Una prima parte dello studio ha l’obiettivo di considerare i più recenti dati Istat a proposito degli autori noti di reato, ovvero di coloro che sono stati scoperti dalle forze dell’ordine. Registrare quanto esse riescano di fatto ad identificare un soggetto come responsabile di un reato risulta un elemento estremamente indicativo della collaborazione delle persone al farsi della giustizia. Se in zone di mafia si riesce a scoprire autori di reato come e più che in altre realtà, ciò può voler dire che l'omertà, se anche c’è, non paralizza completamente la società civile che, invece, testimonia e denuncia.

Una seconda parte della ricerca intende indagare sul campo, attraverso interviste, per comprendere se i dati Istat sulla presenza di omertà sono confermati, quale sia la percezione della omertà nei napoletani e, soprattutto, che cosa è realmente l’omertà.

L’omertà è davvero condivisione dei “valori” mafiosi, così come per anni abbiamo sentito? È silenzio partecipe di una criminalità per così dire etnica o forse è paura?

Probabilmente ha ragione Isaia Sales, segretario scientifico di ReS Incorrupta, quando afferma che il silenzio nasce dalla valutazione razionale di costi e benefici. Gruppi criminali, stabili e consolidati sui territori, come le mafie, sono temibili molto più di singoli delinquenti. Anche laddove si denunci un individuo, infatti, anche laddove si riesca, rivolgendosi alle forze dell’ordine, a far finire in carcere qualche uomo di Gomorra, o’Sistema resta lì, temibile, a prescindere dalle sorti del singolo affiliato. Il cittadino del sud, che ogni giorno fa i conti con la presenza delle mafie sul territorio in cui vive, considera un rischio per la propria stessa incolumità contrapporsi ad essa, perché teme di dover rispondere di tale suo comportamento al clan, alla famiglia, alla ‘ndrina del posto. Proprio tale paura potrebbe essere la ragione della non collaborazione con le forze dell’ordine, quando si tratta di “consegnare” un mafioso.

C’è omertà a Napoli? Quanta ce n’è? È più reale o più apparente? E quando c’è, perché c’è?

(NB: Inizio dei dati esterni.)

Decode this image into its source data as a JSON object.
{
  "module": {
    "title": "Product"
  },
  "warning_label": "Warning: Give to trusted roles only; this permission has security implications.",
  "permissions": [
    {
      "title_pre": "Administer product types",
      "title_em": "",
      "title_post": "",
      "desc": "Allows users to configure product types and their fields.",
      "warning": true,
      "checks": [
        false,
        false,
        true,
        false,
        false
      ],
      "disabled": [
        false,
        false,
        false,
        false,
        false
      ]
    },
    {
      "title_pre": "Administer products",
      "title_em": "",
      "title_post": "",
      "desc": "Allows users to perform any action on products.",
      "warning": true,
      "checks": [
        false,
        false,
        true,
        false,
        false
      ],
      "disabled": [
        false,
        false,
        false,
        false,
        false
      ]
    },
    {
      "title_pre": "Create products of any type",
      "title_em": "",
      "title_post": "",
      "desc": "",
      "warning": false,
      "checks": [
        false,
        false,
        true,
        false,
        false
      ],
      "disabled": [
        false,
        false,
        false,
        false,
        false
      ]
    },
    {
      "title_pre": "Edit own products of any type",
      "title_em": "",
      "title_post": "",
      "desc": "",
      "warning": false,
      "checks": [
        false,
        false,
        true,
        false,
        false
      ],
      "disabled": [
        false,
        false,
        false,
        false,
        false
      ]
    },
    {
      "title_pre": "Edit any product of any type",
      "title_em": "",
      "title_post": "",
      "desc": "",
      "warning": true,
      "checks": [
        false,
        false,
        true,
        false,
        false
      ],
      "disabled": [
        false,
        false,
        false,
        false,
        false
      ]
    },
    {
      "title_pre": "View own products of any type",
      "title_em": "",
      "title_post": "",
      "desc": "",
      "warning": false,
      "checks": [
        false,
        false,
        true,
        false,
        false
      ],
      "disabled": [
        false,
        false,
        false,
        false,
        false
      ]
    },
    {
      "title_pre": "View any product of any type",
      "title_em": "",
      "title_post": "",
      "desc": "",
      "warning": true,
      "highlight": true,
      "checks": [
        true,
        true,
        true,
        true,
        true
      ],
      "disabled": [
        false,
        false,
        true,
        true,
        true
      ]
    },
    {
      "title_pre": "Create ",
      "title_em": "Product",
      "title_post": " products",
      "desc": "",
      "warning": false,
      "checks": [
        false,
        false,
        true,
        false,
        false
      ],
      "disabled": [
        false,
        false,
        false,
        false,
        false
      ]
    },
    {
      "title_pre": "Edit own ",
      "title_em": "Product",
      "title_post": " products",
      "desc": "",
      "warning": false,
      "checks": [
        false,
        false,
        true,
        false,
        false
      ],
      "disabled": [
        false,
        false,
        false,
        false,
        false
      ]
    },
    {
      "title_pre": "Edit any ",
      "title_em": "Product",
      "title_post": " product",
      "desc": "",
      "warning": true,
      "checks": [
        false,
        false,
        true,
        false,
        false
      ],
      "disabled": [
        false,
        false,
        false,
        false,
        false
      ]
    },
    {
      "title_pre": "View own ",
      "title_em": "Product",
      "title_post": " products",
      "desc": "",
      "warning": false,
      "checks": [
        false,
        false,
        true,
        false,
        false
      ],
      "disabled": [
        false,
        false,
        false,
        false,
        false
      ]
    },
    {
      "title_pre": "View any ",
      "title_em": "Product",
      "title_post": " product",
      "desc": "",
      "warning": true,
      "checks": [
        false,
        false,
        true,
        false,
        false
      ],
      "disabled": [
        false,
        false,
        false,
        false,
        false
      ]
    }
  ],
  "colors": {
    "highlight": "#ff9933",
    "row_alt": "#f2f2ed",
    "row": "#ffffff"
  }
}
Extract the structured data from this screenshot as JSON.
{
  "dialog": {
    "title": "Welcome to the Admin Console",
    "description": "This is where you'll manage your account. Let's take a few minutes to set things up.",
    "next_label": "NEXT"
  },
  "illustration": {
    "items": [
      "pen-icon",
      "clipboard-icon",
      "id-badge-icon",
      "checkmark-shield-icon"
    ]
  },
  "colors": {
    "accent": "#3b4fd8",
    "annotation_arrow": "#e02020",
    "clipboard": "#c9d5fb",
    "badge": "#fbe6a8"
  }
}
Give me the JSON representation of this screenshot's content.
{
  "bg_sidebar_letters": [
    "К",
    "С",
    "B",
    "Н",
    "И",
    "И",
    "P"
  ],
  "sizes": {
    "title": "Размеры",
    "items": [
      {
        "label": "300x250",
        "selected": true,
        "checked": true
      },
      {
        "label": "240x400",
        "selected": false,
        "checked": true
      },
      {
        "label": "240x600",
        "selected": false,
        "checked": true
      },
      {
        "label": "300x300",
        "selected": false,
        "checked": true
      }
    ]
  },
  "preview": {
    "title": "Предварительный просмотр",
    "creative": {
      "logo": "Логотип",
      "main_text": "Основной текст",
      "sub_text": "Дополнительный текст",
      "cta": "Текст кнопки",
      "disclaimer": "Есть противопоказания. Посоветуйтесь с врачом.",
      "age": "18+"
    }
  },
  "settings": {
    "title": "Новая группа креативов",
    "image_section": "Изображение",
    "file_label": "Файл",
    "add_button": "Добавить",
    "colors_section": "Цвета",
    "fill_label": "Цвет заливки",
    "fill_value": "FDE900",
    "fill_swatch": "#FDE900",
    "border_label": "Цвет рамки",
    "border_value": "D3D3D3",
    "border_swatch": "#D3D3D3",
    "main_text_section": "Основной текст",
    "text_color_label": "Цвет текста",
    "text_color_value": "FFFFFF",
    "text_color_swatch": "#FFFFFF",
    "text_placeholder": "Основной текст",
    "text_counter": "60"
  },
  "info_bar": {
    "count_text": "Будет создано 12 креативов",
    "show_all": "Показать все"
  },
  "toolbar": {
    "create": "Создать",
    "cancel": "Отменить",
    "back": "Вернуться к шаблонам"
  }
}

La ricerca vuole andare a fondo del problema, vuole, senza pregiudizi, vederci chiaro sul tanto citato silenzio dei cittadini napoletani e capire, innanzitutto, se è reale ed, eventualmente, da cosa possa essere motivato. ReS e Polis aspirano, cioè, a riempire di significati veri una parola finora abusata e malamente utilizzata, nella volontà di studiare il fenomeno della camorra napoletana, perché bisogna conoscere a fondo il nemico se lo si vuole davvero combattere.